Still, Vivian couldn't help playing out the counterfactual. Even if it was imperfect, the surgery might have at least given her legs of some kind. Perhaps she would never have run, jumped rope, or played hopscotch, but maybe she could have walked. She might be just physically impaired. A girl with a limp. Not a freak with flippers.

When she finally asked her mom, the answer surprised her.

"We thought you were perfect just the way you were," her mother said. "God doesn't make mistakes. If he wanted you to have two normal legs, he would have given them to you."

"But what if it was God's will for me to get legs. That would be like a miracle, wouldn't it?"

Her mother tenderly sandwiched Vivian's hands between hers. "This was one of the toughest decisions your father and I ever had to make in our walk of faith. We prayed a lot about it—oh, how we prayed! The doctors were adamant about operating on you. They said you had a fifty percent chance of regaining—how did they put it?—moderate leg function. And all it would take is dozens of operations and years of physical therapy. But what do doctors know? They think everything can be fixed with a scalpel. A fifty percent chance—can you picture Jesus flipping a coin before healing the lame man? We already had the biggest miracle of all staring us right in the face. You were a hundred percent perfect in our eyes. Taking care of you has been the greatest privilege and blessing of our lives."

Vivian had been confused at first and then angry. And then really, really angry. A fifty percent chance at having legs? Who wouldn't take those odds?
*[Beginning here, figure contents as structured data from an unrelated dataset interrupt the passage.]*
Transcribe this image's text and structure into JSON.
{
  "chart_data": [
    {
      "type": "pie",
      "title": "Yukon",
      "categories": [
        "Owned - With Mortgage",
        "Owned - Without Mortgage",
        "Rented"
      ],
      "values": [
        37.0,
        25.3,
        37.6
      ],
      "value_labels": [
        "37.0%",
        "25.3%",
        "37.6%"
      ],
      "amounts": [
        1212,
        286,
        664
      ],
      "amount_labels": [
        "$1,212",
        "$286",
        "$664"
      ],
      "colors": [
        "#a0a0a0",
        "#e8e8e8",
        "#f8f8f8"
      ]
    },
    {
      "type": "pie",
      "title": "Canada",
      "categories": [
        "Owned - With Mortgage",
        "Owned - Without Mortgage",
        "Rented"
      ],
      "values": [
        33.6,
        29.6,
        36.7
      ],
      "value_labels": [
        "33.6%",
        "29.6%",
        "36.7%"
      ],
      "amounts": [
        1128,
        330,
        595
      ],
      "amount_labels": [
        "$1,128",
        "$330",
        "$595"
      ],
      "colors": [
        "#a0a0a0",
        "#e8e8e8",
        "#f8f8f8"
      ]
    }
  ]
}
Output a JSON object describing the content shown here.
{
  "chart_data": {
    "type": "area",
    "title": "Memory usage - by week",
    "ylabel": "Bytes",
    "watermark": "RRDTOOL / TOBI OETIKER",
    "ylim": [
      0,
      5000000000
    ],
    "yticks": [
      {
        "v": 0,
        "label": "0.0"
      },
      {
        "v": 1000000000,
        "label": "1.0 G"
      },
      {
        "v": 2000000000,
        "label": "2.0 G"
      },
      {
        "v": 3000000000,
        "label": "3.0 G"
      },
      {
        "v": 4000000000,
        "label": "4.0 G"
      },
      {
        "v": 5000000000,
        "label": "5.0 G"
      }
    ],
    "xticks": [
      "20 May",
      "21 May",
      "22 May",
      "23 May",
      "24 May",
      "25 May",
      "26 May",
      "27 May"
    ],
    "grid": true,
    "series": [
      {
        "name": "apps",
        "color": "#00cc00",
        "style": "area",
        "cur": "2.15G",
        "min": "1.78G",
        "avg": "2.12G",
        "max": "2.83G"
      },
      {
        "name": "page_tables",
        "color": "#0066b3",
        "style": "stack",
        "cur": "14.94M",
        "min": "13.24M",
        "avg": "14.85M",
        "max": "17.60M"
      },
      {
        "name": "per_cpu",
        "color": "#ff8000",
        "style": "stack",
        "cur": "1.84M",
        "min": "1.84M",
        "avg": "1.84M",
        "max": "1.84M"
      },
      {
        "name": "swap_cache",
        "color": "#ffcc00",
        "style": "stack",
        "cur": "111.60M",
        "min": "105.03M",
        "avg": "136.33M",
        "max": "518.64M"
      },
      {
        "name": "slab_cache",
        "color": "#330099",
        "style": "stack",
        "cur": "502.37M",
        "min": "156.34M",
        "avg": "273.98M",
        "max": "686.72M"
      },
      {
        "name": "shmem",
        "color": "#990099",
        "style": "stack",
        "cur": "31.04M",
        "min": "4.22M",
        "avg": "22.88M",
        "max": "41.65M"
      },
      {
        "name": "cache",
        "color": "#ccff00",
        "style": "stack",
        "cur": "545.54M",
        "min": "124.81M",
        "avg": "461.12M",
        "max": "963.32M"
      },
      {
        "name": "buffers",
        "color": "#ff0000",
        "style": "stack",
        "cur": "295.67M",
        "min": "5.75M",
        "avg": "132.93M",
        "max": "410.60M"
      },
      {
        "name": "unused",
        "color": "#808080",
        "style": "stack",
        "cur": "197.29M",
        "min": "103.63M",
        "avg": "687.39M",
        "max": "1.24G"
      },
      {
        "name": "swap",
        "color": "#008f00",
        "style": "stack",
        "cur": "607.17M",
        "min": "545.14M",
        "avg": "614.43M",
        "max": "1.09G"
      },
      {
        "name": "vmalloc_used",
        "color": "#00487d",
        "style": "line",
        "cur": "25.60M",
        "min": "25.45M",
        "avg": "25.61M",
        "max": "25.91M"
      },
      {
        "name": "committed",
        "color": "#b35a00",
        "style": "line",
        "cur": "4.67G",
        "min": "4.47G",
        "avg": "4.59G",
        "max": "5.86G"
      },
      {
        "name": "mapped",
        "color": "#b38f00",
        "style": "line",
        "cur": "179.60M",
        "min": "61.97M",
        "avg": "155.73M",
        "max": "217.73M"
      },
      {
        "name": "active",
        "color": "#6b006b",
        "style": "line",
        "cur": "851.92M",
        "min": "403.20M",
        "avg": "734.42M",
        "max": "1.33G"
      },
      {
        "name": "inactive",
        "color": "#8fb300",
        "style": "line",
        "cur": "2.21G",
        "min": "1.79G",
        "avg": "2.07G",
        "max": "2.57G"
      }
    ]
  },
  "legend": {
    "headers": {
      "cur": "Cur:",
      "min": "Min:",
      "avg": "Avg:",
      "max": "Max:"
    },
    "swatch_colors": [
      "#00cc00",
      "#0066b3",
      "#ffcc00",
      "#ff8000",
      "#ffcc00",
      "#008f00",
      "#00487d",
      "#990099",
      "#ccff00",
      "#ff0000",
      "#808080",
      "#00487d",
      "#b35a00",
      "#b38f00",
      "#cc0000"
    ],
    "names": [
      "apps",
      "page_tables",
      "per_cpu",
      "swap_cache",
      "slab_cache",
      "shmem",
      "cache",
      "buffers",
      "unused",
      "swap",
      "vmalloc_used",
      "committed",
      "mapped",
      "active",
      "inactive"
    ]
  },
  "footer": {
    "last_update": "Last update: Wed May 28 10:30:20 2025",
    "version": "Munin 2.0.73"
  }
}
Growing up, Vivian would sit at the window and play with her sim-pets. Her apartment overlooked a park with trees, a duck pond, and a winding trail. On any given day, people would be out jogging and walking their dogs. She secretly dreamed of having a real dog and taking it out for walks, but around her parents she always put on a good show of being grateful and focusing on life's blessings. The longing for what others had, even legs, was the whispering of the devil. And besides, she was too full of natural exuberance to wallow in sadness for very long. Her parents, being preachers, turned her challenges into valuable life lessons for their flock. After all, if their daughter, who was born without legs, could still be full of joy, what excuse did anyone else have?

Years later, when her on-stream persona went mega, she lived two different identities: Vee-Vee, the popular teen idol that was only seen from the waist up and Vivian, the look-on-the-bright-side cripple raised by two loving and god-fearing parents. Owing to the face-morph algorithm that protected the online identity of minors, only a small circle of relatives and close family friends knew they were one and the same, right up to the moment when she outed herself.